In un anno caratterizzato sostanzialmente da misure di distanziamento sociale e lavoro da remoto, i brand che offrono strumenti collaborativi come Google, Dropbox e Microsoft o aziende come Amazon e PayPal sono stati tra i primi 10 marchi più soggetti ad attacchi di spoofing nel 2020, vale a dire vittime di una tecnica di falsificazione dell’identità applicativa. Rientrano in questa classifica anche YouTube e Facebook, le piattaforme più utilizzate nel 2020 come fonte di informazione.

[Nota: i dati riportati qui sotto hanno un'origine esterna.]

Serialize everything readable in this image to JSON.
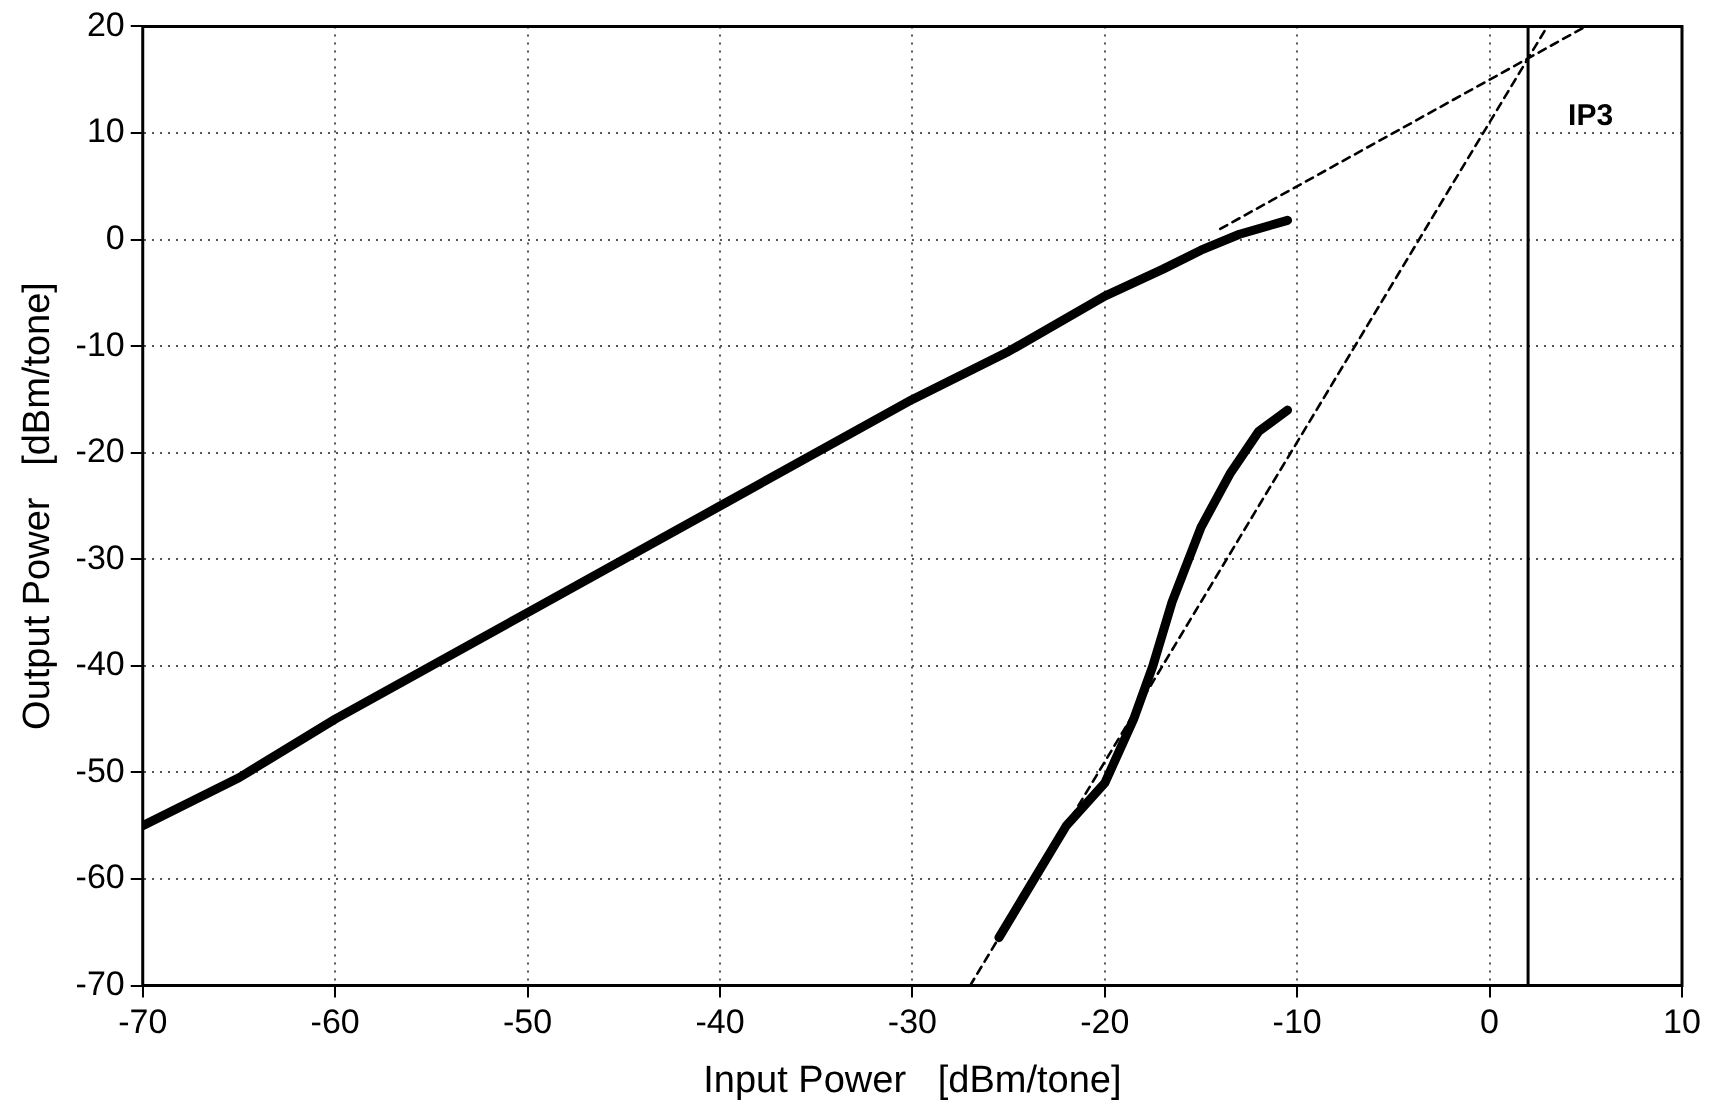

Ha fatto il suo ingresso nella lista, posizionandosi al settimo posto, il brand Adidas particolarmente ricercato per le nuove linee di sneaker Yeezy e Superstar. La linea Yeezy da sola ha generato entrate pari a 1,3 miliardi di dollari nel 2019 ed è stata una delle sneaker più vendute di Adidas. È dunque probabile che l’attenzione intorno alla nuova linea di Adidas abbia spinto i cybercriminali a sfruttare la domanda per trarre grossi profitti. Gli attacchi organizzati consistevano nell’indirizzare l’utente alla ricerca dell’ultima sneaker verso siti Web dannosi, progettati per assomigliare quanto più possibile agli originali. In questo modo, i criminali informatici hanno potuto mettere in atto frodi sui pagamenti online, rubare i dati finanziari / bancari degli utenti, raccogliere le credenziali o infettare i dispositivi delle vittime con malware.

Ransomware: la causa di quasi un attacco su quattro

Nel 2020 il numero di attacchi ransomware è cresciuto rispetto al 2019: quasi il 60% di quelli analizzati da X-Force è caratterizzato da una strategia di doppia estorsione in base alla quale i dati sono crittografati e rubati e le vittime minacciate della loro diffusione qualora non avvenga il pagamento del riscatto. Il 36% dei data breach tracciati da X-Force nel 2020 era stato originato da attacchi ransomware, suggerendo che data breach e attacchi ransomware comincino a coincidere.

Il gruppo di ransomware più attivo segnalato nel 2020 è stato Sodinokibi (noto anche come REvil), che rappresenta il 22% di tutti i ransomware osservati da X-Force. IBM stima che Sodinokibi abbia esfiltrato circa 21,6 terabyte di dati, e che quasi due terzi delle vittime abbiano pagato il riscatto richiesto, mentre circa il 43% ha perso i propri dati. Il risultato è che i responsabili di Sodinokibi hanno guadagnato oltre 123 milioni di dollari nell’ultimo anno.

Come Sodinokibi, anche altre tipologie di ransomware che più hanno avuto successo nel 2020 hanno fatto leva sul furto e sul leak di dati, sulla creazione di cartelli ransomware-as-a-service e sull’outsourcing di elementi chiave delle proprie operazioni a criminali informatici specializzati. In risposta a questi attacchi ransomware più aggressivi, X-Force consiglia di limitare l’accesso ai dati sensibili e proteggere gli account attraverso un sistema di gestione degli accessi privilegiati (PAM) e la verifica dell’identità degli accessi (IAM).